Не случайно мертвых в России любят больше живых. Мертвый, он уже вроде как точно страдалец. Если бы можно было умирать, одновременно оставаясь живым, эти люди были бы самыми любимыми. Сентиментальность – главное качество русского человека. Правда, где сентиментальность, там и жестокость, ибо жестокость рождается от желания жалеть. В том числе самого себя. За собственную жестокость. Часто действительно вынужденную. Почти все жестокие исторические персонажи на Руси были сентиментальны. Наверняка, Разин, утопив княжну, долго потом размазывал пьяные слюни и плакал, коря сотоварищей: «Шо ж вы меня не остановили, дурня такого?» Да и Иван Грозный все время каялся и тоже рыдал. Посадит кого-нибудь на кол и рыдает – себя непутевого перед образами винит. Можно ли представить рыдающим какого-нибудь татаро-монгольского хана? Нет. А русского правителя легко. Это замкнутый круг, по которому ходит сознание русского человека. Жестокость необходима, но без сентиментальности она не дает ощущения осмысленности. Суть греха и покаяния в том, чтобы провести черту между праведным и неправедным. Но глубинная суть заключается в том, чтобы слегка перетянуть грех на сторону добра, смягчить его. Раз покаяние без греха бессмысленно (за что же каяться?), значит, добро бессмысленно без зла. Таким образом, зло – необходимый спутник, а стало быть, и помощник добра. Возлюбить ближнего своего – задачка хитрая. С какой такой радости, спрашивается? А уж возлюбить его, как самого себя, – почти невозможно. Но ведь можно огреть этого самого ближнего чем-нибудь тяжелым по голове, и тогда все обретет смысл: ты полюбишь его за страдания, а себя полюбишь за то, что сострадаешь тому, кого ты только что приложил. Или, как остроумно написал Шекспир, «она его за муки полюбила, а он ее за состраданье к ним».

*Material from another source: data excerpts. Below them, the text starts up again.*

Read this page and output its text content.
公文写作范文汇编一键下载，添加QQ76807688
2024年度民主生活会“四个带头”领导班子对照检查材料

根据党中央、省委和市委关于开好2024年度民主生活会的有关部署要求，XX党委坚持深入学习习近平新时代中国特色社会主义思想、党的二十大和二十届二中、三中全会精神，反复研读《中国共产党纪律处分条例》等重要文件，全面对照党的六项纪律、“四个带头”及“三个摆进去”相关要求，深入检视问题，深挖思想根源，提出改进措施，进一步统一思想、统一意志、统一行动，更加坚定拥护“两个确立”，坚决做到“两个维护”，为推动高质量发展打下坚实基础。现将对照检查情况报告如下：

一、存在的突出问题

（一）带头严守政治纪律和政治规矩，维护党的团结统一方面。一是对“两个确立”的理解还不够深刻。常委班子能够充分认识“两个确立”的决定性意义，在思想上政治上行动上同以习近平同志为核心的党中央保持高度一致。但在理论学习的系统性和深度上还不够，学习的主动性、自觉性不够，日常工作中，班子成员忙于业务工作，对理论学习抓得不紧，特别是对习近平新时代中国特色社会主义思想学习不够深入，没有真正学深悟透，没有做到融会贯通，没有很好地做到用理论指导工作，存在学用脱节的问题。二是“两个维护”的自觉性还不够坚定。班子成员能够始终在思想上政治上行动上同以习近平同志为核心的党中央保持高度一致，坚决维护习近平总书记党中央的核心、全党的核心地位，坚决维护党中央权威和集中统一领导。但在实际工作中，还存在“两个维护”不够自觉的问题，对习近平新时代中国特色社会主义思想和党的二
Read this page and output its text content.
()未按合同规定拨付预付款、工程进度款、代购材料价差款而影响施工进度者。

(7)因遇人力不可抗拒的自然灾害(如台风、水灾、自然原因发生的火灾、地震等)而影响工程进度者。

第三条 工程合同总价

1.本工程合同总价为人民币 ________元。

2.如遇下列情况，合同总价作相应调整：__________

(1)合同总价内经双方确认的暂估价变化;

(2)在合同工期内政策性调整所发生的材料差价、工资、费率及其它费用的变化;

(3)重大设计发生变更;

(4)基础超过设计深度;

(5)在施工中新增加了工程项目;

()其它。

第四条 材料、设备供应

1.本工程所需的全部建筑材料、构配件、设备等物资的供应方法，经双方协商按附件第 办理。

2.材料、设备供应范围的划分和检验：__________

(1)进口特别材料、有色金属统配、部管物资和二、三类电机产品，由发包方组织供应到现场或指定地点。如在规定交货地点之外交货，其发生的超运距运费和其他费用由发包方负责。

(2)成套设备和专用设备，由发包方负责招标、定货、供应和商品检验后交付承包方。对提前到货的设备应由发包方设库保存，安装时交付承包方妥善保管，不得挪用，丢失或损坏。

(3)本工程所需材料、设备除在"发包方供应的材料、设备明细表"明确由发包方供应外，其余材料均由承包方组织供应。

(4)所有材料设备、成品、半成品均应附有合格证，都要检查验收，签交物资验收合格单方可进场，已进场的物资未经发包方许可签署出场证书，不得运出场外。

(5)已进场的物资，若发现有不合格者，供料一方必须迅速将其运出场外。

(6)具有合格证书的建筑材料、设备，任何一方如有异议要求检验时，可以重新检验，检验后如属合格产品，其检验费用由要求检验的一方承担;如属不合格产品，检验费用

Так что Тимофей со своей заботой о подгоревших книгах был истинным сыном своего народа. Однако поразительно другое. Одновременно с народным простодушием в Терешине уживались и классические черты русского интеллигента – он много читал, много думал, а главное, переживал за судьбу страны и испытывал чувство жалостливой вины перед простым народом, хотя сам являлся частью оного. Правда, роз без шипов не бывает. Вследствие чтения различных книг, включая медицинскую литературу, которую граф Чернецкий, судя по всему, особенно охотно собирал, Терешин развил в себе ипохондрию, граничащую с фобией. Он периодически находил у себя симптомы различных тяжелых, а то и смертельных заболеваний. Несколько раз ложился помирать, а время от времени ходил топиться (видимо, чтобы избавить жену от роли сиделки). Это уже стало своеобразным ритуалом, к исполнению которого присоединялись все невидовцы. Слава богу, на всякую выдуманную заразу у него имелось отличное противоядие в виде жены Галины, которая своим здоровым деревенским скепсисом восстанавливала нарушенный баланс. Она давно смирилась с привычкой мужа хоронить себя заживо.
– Галя, – говорил Тимофей, выходя во двор, бледный от осознания своей скорой кончины. – У меня рак.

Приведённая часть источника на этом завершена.